Might as right was the governing principle regulating the conduct of men in society.
Justice was, then, even according to its own criterion of judgment in a state of grave uncertainty for the ones without enough physical strength, the old, the sick or the infirm could not but be silent spectators to their own injuries at the hands of others. That crude system of parties developed into a chain of wrongs through a counter wrong for a wrong, the one even disproportionate with the other. It did not remain confined to the wrong-doer and the wronged but came to involve families, even whole tribes. It led to group conflicts and tribal feuds. The blood feuds led to blood money or compensation to the victim or his relatives to avoid amending disastrous consequences and save society from utter ruin. Before the emergence of the State there was no law in primitive society.

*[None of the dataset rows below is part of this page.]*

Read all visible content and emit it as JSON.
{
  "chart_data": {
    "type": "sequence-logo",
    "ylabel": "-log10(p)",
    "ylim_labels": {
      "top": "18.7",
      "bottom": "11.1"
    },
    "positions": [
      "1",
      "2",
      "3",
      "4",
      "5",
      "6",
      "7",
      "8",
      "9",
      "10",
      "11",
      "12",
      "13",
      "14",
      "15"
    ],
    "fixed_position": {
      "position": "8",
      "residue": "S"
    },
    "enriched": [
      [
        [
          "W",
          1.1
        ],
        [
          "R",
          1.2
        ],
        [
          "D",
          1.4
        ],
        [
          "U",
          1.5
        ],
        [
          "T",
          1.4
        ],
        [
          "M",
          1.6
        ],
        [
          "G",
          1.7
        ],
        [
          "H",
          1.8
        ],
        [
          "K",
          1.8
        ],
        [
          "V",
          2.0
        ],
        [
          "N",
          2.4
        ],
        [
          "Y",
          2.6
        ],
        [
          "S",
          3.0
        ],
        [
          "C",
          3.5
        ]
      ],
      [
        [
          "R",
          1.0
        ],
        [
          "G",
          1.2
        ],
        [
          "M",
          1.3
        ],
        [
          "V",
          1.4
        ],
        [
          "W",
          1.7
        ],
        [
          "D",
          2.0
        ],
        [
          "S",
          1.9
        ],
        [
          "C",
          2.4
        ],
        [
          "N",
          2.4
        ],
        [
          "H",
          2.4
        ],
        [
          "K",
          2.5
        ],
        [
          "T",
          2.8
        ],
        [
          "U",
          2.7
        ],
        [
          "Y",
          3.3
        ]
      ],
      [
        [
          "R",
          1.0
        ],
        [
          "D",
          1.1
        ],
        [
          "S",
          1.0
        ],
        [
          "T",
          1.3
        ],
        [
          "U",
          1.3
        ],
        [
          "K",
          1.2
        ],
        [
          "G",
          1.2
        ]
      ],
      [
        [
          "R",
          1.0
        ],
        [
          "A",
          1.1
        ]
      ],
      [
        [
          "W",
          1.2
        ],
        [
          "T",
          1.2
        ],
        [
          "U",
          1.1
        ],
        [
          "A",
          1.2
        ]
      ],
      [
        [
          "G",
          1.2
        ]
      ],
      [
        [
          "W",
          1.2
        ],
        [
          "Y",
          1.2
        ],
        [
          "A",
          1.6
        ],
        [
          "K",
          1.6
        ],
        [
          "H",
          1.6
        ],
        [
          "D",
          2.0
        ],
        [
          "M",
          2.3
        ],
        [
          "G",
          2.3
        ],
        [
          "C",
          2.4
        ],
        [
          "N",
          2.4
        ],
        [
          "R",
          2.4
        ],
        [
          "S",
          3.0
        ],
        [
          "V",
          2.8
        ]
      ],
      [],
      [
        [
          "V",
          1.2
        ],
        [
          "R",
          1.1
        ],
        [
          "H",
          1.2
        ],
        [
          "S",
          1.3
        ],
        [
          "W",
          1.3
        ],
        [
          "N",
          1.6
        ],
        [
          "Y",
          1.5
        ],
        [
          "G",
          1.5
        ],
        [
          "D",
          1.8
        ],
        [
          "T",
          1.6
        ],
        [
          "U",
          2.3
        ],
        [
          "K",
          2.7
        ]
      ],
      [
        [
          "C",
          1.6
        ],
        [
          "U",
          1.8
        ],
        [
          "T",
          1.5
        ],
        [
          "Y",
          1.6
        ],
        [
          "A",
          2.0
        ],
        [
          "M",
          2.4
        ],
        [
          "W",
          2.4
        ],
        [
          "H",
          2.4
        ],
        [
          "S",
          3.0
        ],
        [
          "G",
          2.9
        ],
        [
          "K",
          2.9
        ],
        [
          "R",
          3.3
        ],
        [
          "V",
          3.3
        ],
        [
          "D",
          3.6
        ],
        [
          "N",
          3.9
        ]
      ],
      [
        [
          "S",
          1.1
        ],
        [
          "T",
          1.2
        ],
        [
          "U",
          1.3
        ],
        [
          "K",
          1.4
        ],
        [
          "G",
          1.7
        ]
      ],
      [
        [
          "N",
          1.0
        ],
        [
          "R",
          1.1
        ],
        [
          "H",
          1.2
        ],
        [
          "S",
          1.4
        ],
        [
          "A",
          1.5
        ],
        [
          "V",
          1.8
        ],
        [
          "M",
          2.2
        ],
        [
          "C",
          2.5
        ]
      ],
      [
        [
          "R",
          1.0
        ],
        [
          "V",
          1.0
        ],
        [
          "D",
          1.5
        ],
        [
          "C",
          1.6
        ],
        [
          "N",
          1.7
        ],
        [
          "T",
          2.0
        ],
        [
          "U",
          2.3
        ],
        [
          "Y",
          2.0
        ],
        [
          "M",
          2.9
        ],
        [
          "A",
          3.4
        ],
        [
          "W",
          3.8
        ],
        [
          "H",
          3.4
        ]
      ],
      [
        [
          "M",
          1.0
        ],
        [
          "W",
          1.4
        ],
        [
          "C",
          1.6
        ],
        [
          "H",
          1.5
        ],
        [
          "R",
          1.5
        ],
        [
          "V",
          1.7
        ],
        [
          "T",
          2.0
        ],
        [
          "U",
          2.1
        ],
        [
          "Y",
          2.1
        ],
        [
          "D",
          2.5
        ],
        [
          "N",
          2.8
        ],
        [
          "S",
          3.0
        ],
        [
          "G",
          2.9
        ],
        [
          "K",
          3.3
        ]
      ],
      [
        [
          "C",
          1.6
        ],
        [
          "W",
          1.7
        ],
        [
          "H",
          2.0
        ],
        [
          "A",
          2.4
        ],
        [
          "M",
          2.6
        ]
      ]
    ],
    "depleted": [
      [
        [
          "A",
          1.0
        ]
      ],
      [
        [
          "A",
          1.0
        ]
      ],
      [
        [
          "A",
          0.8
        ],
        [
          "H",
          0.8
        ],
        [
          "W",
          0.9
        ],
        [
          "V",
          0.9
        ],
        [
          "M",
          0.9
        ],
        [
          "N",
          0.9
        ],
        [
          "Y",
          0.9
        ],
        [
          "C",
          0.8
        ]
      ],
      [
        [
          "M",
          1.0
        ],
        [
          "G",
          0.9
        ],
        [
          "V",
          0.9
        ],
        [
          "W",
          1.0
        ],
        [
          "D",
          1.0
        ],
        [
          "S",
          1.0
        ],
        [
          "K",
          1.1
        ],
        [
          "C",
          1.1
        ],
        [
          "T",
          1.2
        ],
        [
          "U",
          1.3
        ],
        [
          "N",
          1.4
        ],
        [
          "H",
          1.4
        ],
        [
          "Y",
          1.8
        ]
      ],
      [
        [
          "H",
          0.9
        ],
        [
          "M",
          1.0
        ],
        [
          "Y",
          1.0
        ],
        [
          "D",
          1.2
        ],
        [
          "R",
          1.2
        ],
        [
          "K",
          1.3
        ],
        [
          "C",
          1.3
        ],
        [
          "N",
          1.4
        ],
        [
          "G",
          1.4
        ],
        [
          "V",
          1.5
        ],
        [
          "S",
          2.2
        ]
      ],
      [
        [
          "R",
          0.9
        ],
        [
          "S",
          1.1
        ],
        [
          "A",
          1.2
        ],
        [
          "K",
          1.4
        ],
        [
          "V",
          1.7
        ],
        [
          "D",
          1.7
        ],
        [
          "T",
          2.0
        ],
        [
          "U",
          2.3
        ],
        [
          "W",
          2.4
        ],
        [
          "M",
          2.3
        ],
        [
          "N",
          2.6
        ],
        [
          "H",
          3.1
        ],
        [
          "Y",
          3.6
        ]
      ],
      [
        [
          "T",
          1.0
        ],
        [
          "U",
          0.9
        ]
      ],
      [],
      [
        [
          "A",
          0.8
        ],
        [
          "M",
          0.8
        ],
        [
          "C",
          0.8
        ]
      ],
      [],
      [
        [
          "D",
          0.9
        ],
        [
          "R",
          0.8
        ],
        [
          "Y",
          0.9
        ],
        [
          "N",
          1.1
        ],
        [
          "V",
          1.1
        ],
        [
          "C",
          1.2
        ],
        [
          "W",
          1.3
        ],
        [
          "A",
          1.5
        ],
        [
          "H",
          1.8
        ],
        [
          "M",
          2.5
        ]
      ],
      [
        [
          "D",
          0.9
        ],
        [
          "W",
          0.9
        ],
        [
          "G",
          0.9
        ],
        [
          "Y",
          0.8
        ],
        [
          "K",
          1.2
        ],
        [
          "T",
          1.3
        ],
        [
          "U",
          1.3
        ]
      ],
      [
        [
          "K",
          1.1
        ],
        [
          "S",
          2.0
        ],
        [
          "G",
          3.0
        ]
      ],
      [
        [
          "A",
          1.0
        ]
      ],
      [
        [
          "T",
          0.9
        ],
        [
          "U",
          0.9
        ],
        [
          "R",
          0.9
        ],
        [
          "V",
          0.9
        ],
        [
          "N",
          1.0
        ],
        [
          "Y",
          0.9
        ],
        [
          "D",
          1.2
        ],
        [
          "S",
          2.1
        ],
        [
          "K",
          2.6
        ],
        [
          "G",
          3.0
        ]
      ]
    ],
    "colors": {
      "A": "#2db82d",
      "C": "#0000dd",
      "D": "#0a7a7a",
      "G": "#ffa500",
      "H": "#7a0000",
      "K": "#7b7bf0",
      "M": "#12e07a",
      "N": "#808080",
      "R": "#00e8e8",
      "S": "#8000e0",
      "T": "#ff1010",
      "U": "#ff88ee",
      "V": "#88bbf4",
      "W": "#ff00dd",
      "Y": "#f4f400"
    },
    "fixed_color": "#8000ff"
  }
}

There could be no law as we know it, law as defined by Holland and Austin without a sovereign political authority, no ‘will’ of the State without the State itself. If at all there was any law, it was a law of natural phenomena, a ‘biological’ rather than a juristic law, the law of the struggle for existence and the survival of the fittest and that too on its crude physical plane with a feeble but a growing play of intelligence in it. Law according to the historical school “found” rather “made” pre-existed the State, existed, even prior to political consciousness as maintained by James Carter an American Jurist. It has grown, according to Hugo, as the result of the habits and the ways of the people themselves, acquired through necessities, accidents and other pleasant and unpleasant processes.
The State itself is a creature of such necessities and its ‘will’ did not operate in vacuum; it had an inheritance to work upon, the crude habit and usages of primitive society to which it gave recognition as ‘law’, ‘the law’ which according to our current, highly evolved concept of the law, is ‘a negation of law’, the law of “tooth for a tooth, an eye for an eye, a life for a life”, the forerunner of criminal justice retaining as it does alongside the reformative theory, the civilised methods of punishment, the retributed theory also, the theory of the wrong-doer’s own misdeed being visited upon him reinforced with the Kantian doctrine “Do unto other as you wish to be done unto yourself.” As time advanced the injured person agreed to accept compensation; instead of killing his adversary. In this way archaic criminal law came into existence. The second stage came with the rise of the State which did not assume the function of dispensing justice but intervened to regulate the revenge and make it proportionate to the injury within the prevailing system of private revenge and violent self-help. The State prescribed rules for regulating private vengeance and violent self-help. It developed the idea of “a tooth for a tooth, an eye for an eye, a thumb for a thumb, a limb for a limb, a life for a life”, one could not now take a life for a limb, nor even more than one tooth for a tooth, otherwise the victim was still his own judge and dispenser of justice into himself.
The idea of proportion was accelerated with the idea of blood money or compensation requiring a scale for determination. The third stage came with the State assuming wider powers as it developed and became better organised. It substituted public enquiry and punishment for private vengeance and violent self-help. It assumed the function of dispensing justice and assuring liability. This stage witnessed the splitting of justice into civil and criminal justice according to the nature of the wrong.
The modern State, no longer reposing or pining faith in any so-called system of divine revalidates in devising its own laws beside dispensing justice and enforcing it and has as such wider powers than the medieval State which dispensed justice but did not make or interfere with its inheritance of laws supposed to be of divine origin.